On 30th – 31st May, a workshop investigating issues related to these questions was held at St. Thomas University, Fredericton, New Brunswick, Canada. Organised by Scott Stapleford, Professor of Philosophy at St Thomas University, and Kevin McCain, Associate Professor in Philosophy at the University of Alabama at Birmingham, the workshop comprised eight talks over the course of two days. Here, I summarize just a few of them.
Sharon Ryan was interested in the question of whether we have an epistemic obligation to be open-minded. She maintained that we do have epistemic responsibilities, and moreover, that our epistemic responsibilities are among some of the most important. For Sharon, understanding reality certainly has instrumental value (in so far as it helps us to fulfil our practical goals) but it is also intrinsicallygood. Sharon suggested that one of the significant outputs of philosophy is that it helps to make us more epistemically responsible.
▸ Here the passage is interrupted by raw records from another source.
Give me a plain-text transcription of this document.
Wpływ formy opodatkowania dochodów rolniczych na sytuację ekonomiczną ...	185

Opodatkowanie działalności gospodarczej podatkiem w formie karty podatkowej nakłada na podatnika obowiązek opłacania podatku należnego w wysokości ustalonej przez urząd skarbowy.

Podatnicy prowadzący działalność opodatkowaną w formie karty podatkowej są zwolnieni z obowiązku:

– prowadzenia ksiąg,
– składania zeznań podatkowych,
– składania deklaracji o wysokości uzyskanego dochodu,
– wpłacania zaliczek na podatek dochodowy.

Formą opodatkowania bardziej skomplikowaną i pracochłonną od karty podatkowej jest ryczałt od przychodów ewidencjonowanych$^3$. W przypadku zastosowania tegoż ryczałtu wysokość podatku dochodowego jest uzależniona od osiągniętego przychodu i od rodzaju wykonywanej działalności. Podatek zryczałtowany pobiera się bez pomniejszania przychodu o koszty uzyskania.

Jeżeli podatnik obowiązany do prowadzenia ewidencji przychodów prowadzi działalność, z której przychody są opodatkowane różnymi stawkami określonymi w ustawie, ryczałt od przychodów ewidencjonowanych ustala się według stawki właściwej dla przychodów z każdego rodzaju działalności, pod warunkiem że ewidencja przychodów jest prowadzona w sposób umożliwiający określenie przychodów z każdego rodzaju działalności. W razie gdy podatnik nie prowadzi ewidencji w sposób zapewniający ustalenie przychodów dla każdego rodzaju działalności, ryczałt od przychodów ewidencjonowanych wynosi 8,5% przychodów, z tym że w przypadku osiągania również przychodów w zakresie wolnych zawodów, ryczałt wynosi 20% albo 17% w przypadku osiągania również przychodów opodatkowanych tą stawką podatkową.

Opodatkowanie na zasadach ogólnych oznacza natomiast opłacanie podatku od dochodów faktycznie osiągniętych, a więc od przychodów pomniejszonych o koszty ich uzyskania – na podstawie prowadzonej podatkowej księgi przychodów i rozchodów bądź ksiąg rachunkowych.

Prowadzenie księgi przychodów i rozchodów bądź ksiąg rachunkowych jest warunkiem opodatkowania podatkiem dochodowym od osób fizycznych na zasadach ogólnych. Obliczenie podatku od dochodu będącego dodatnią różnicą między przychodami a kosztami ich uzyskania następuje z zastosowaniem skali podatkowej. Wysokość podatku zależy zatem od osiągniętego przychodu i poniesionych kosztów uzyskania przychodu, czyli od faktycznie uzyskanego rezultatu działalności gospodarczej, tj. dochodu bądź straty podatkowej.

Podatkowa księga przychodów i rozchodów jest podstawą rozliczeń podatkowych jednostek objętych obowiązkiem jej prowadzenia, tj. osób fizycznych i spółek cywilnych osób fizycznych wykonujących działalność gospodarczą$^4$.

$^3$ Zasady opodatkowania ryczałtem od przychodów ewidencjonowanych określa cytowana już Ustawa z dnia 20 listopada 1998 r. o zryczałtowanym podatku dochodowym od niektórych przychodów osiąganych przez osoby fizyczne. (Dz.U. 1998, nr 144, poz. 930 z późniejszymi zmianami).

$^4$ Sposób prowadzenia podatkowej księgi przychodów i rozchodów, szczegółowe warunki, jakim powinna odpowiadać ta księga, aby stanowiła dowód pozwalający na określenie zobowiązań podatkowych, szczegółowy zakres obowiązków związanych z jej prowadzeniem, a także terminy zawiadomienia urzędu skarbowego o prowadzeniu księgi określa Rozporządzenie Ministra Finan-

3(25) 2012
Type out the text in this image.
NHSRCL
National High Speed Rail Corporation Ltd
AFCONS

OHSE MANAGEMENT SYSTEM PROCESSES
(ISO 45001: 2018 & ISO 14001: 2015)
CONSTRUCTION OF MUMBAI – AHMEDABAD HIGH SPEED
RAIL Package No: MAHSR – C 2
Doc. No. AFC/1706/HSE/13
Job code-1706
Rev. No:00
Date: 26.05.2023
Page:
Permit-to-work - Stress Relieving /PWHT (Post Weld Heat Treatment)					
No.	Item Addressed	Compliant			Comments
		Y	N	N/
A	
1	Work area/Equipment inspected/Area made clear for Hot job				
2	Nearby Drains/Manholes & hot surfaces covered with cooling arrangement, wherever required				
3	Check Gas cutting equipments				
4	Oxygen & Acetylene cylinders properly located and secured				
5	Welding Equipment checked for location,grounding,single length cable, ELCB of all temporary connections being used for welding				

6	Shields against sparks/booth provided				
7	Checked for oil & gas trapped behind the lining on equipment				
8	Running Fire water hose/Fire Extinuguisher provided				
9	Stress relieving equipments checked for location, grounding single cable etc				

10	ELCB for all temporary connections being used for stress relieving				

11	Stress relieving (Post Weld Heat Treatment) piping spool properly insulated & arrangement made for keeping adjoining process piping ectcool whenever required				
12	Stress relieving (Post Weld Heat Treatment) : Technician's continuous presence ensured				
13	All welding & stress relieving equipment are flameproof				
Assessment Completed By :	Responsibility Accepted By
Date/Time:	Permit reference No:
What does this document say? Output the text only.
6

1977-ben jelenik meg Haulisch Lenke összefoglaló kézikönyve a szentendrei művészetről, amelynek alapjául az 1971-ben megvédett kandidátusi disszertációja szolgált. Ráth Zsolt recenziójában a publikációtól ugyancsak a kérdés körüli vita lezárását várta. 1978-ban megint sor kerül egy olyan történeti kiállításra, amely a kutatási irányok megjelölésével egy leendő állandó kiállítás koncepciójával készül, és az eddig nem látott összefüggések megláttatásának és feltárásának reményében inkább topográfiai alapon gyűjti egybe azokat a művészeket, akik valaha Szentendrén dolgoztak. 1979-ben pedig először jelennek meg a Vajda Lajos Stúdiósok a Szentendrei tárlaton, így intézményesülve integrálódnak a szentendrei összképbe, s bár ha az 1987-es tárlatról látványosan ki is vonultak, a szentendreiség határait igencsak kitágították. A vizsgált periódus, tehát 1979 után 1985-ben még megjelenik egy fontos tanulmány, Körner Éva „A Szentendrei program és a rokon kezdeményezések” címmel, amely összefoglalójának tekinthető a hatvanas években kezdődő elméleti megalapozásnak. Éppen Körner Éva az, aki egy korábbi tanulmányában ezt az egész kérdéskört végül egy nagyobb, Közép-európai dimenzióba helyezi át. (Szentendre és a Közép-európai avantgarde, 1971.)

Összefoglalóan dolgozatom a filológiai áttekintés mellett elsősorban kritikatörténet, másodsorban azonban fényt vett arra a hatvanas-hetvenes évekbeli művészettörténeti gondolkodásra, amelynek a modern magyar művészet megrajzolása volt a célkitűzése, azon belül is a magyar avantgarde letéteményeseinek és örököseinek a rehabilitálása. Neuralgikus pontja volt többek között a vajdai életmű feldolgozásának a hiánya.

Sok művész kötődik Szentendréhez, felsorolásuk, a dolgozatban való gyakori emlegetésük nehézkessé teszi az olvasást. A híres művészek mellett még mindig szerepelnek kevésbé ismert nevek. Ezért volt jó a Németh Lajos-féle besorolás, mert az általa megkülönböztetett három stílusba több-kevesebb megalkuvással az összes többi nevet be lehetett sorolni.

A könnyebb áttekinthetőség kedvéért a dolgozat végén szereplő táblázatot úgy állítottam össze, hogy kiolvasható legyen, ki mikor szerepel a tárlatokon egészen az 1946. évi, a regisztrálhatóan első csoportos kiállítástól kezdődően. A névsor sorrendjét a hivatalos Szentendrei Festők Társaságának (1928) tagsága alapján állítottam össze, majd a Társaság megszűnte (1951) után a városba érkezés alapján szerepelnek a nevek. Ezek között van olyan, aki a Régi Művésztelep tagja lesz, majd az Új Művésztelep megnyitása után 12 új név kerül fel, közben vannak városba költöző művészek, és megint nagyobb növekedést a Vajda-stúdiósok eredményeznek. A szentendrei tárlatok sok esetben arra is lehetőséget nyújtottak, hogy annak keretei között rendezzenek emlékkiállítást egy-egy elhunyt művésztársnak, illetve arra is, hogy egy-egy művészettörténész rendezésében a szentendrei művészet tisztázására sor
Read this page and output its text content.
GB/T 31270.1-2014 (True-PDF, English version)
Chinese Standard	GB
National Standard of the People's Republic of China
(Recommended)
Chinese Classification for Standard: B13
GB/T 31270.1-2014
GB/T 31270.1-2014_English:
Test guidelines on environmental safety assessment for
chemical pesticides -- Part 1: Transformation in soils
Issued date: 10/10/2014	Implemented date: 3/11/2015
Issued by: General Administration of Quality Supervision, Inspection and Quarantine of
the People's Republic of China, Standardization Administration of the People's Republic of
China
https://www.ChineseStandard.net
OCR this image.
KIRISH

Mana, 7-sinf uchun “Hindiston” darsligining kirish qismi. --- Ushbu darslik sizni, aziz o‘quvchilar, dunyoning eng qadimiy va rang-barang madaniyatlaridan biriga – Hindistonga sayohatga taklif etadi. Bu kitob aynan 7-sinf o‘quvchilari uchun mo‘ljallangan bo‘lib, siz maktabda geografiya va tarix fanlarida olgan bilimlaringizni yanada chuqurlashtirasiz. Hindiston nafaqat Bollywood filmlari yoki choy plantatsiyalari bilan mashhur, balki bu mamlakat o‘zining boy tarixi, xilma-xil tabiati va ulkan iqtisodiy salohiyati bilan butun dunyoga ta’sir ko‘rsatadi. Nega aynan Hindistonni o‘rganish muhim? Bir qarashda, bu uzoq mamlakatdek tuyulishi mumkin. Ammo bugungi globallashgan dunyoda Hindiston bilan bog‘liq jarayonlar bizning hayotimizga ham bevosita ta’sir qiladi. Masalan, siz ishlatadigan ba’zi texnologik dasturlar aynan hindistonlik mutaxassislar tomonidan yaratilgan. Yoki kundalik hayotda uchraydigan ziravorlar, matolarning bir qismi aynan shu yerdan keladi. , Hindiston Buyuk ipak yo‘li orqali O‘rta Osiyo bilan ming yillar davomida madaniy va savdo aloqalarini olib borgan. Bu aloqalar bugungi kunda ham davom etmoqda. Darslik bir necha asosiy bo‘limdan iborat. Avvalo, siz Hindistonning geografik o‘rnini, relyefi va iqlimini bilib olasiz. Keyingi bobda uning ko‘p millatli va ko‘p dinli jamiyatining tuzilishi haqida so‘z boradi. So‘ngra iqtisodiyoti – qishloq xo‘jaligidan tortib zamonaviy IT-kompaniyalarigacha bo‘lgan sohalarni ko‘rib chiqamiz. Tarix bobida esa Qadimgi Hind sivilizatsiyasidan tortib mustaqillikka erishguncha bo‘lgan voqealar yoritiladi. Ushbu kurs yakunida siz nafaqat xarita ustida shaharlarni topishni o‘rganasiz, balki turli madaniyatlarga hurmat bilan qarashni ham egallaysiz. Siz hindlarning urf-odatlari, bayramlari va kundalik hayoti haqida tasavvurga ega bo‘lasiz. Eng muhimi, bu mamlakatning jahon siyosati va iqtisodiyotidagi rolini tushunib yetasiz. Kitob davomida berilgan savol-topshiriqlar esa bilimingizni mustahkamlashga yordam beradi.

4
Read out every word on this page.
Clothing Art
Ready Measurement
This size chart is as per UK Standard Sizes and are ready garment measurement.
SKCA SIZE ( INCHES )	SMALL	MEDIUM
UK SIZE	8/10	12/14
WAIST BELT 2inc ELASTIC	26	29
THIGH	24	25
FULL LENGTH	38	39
She argued there is a particular conception of open-mindedness that is a necessary condition for wisdom. She first examined some alternative constructions of open-mindedness, and found them deficient. For instance, a construction on which being open-minded amounts to withholding judgements on propositions about reality, or one which centers being aware of one’s own fallibility as a believer, might point to epistemically valuable characteristics, but also don’t give us positive instructions regarding how we should navigate information.